Лет двадцать пять жил он в степи и знал ее так, как не знали коренные номады. А в степь он попал еще мальчиком, следующим образом: отец его служил в багрильщиках у одного из астраханских рыбных торговцев. Раз как-то, вместе с сыном, двенадцатилетним мальчишкой, и человек десятью работников, отправились они к восточному берегу Каспийского моря, к Мангышлаку, на рыбную ловлю. Шхуна их бросила якорь у песчаного мыска, недалеко от озера «Батырь», и часть экипажа высадилась на берег, кто говорит, что пострелять сайгаков, а кто говорит — за другим делом, менее благонамеренным. Хозяин шхуны был вместе с последними, а на судне остался отец рыжего Ваньки и человека три рабочих. К солнечному закату подошли к судну четыре каика (узкие, длинные туземные лодки); хотели подойти поближе, да астраханцы не подпустили, не без основания подозрительно глядя на оборванных туркмен, припрятавших свое оружие на дно каиков, под сети... Пираты боялись двуствольных ружей экипажа, под выстрелами которых не совсем было удобно брать штурмом скользкие, высокие борта судна...

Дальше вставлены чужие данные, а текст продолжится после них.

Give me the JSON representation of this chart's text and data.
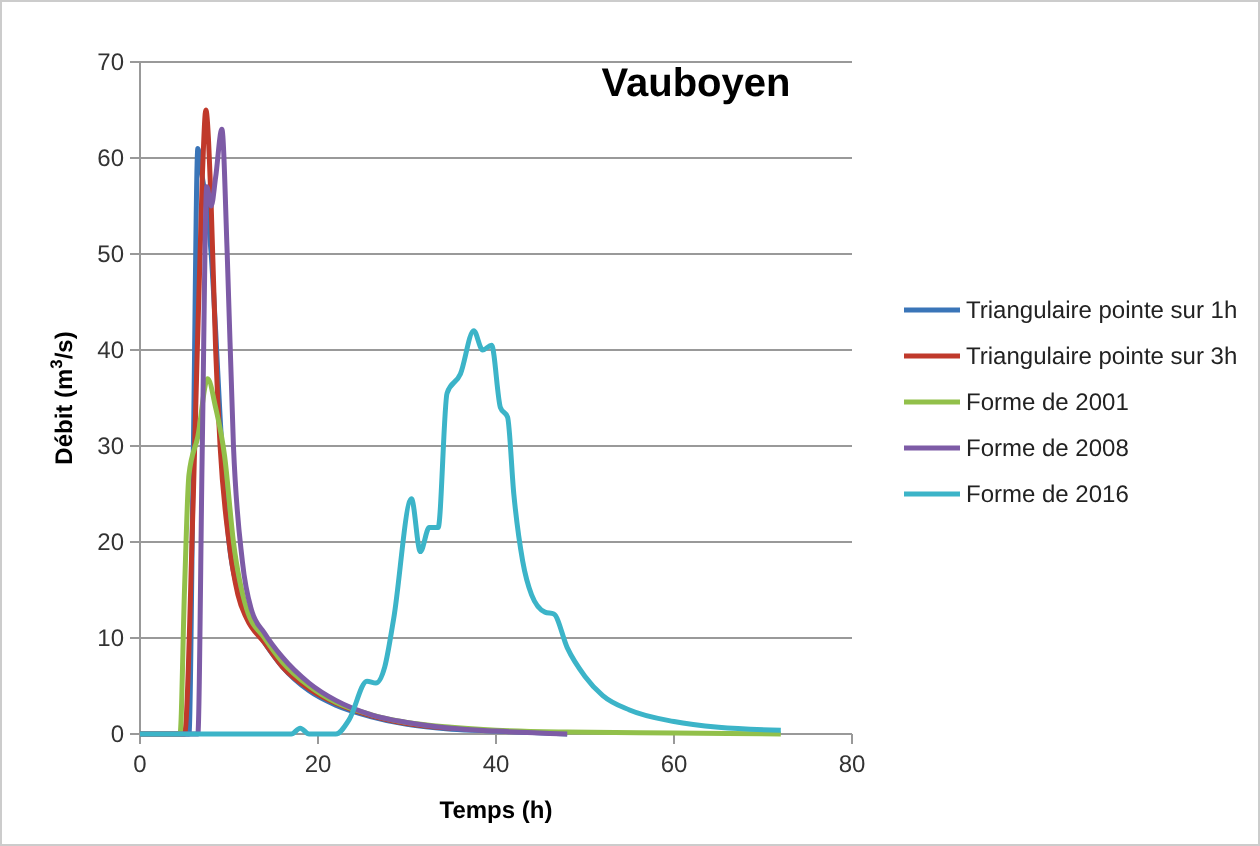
{
  "chart_data": {
    "type": "line",
    "title": "Vauboyen",
    "xlabel": "Temps (h)",
    "ylabel": "Débit (m$^{3}$/s)",
    "xlim": [
      0,
      80
    ],
    "xticks": [
      0,
      20,
      40,
      60,
      80
    ],
    "ylim": [
      0,
      70
    ],
    "yticks": [
      0,
      10,
      20,
      30,
      40,
      50,
      60,
      70
    ],
    "grid": "y",
    "legend": "right",
    "marker": "none",
    "line_style": "solid",
    "series": [
      {
        "name": "Triangulaire pointe sur 1h",
        "color": "#3a75b8",
        "x": [
          0,
          5.5,
          6,
          6.5,
          7,
          7.5,
          8,
          8.5,
          9,
          10,
          11,
          12,
          14,
          16,
          19,
          22,
          26,
          30,
          35,
          40,
          48
        ],
        "values": [
          0,
          0,
          30,
          61,
          58,
          55,
          50,
          42,
          33,
          20,
          15,
          12.5,
          9.5,
          7,
          4.5,
          3,
          1.8,
          1,
          0.5,
          0.3,
          0
        ]
      },
      {
        "name": "Triangulaire pointe sur 3h",
        "color": "#c0392b",
        "x": [
          0,
          5,
          6,
          7,
          7.4,
          8,
          8.5,
          9,
          10,
          11,
          12,
          14,
          16,
          19,
          22,
          26,
          30,
          35
        ],
        "values": [
          0,
          0,
          25,
          58,
          65,
          55,
          40,
          30,
          20,
          14.5,
          12,
          9.5,
          7,
          4.7,
          3.2,
          1.9,
          1.1,
          0.6
        ]
      },
      {
        "name": "Forme de 2001",
        "color": "#92c04a",
        "x": [
          0,
          4.5,
          5,
          5.5,
          6.5,
          7.6,
          8.5,
          9.5,
          10.5,
          12,
          14,
          16,
          19,
          22,
          26,
          30,
          35,
          40,
          48,
          60,
          72
        ],
        "values": [
          0,
          0,
          15,
          27,
          31,
          37,
          34,
          29,
          20,
          13,
          10,
          7.5,
          5,
          3.3,
          2,
          1.2,
          0.7,
          0.4,
          0.2,
          0.1,
          0
        ]
      },
      {
        "name": "Forme de 2008",
        "color": "#7d5ba6",
        "x": [
          0,
          6.5,
          7,
          7.5,
          8,
          8.5,
          9.2,
          9.8,
          10.5,
          11.5,
          12.5,
          14,
          16,
          19,
          22,
          26,
          30,
          35,
          40,
          48
        ],
        "values": [
          0,
          0,
          30,
          57,
          55,
          58,
          63,
          50,
          30,
          18,
          13,
          10.5,
          8,
          5.3,
          3.5,
          2,
          1.2,
          0.6,
          0.3,
          0
        ]
      },
      {
        "name": "Forme de 2016",
        "color": "#3cb4c8",
        "x": [
          0,
          17,
          18,
          19,
          22,
          23.5,
          25.5,
          26.5,
          27.5,
          28.5,
          30.5,
          31.5,
          32.5,
          33.5,
          34.5,
          36,
          37.5,
          38.5,
          39.5,
          40.5,
          41.3,
          42,
          43,
          44,
          45.5,
          46.5,
          48,
          50,
          52,
          55,
          60,
          65,
          72
        ],
        "values": [
          0,
          0,
          0.6,
          0,
          0,
          1.5,
          5.5,
          5.3,
          7,
          12,
          24.5,
          19,
          21.5,
          21.5,
          35.5,
          37.5,
          42,
          40,
          40.5,
          34,
          33,
          25,
          18,
          14.5,
          12.7,
          12.5,
          9,
          6,
          4,
          2.5,
          1.3,
          0.7,
          0.4
        ]
      }
    ]
  }
}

Наступила ночь... Полез один из матросов на рею сторожить, остальные заснули и, должно быть, заснули крепко... Страшный вопль часового поднял всех сразу на ноги... Вся палуба затряслась, когда с высоты трех сажен, как мешок, набитый костями, свалился матрос и брызгал во все стороны своей кровью... Луна взошла уже на небе, и ясно было видно, как корчился и изгибался несчастный, как две каких-то светлых черточки впились в его тело и дрожали при каждом его движении... Это были хивинские стрелы, тонкие камышины с зубчатым, тонким, как шило, острием и красиво оперенные с другого конца цветными обрезками кожи и конскими волосами... Кинулись к ружьям оторопелые рыбаки... Заметались... Куда же это запропастились их двустволки? Багры с насаженными топорами тоже пропали!.. А из-за бортов, со всех сторон, глядят скуластые, узкоглазые рожи, со всех сторон растут темные тела, и заходили доски палубы под топотом нескольких десятков босых ног; по гладкой водной поверхности пронеслось гиканье и вой торжествующих пиратов.

вернуться

2

В некоторых степных пунктах — у святых мест — устраивают каменный таган и в него вмазывают плоский чугунный котел с прикованной на цепи ложкой. Котлом этим может пользоваться всякий проходящий и проезжающий, и котлы эти называются божьими котлами. Это один из видов степной благотворительности.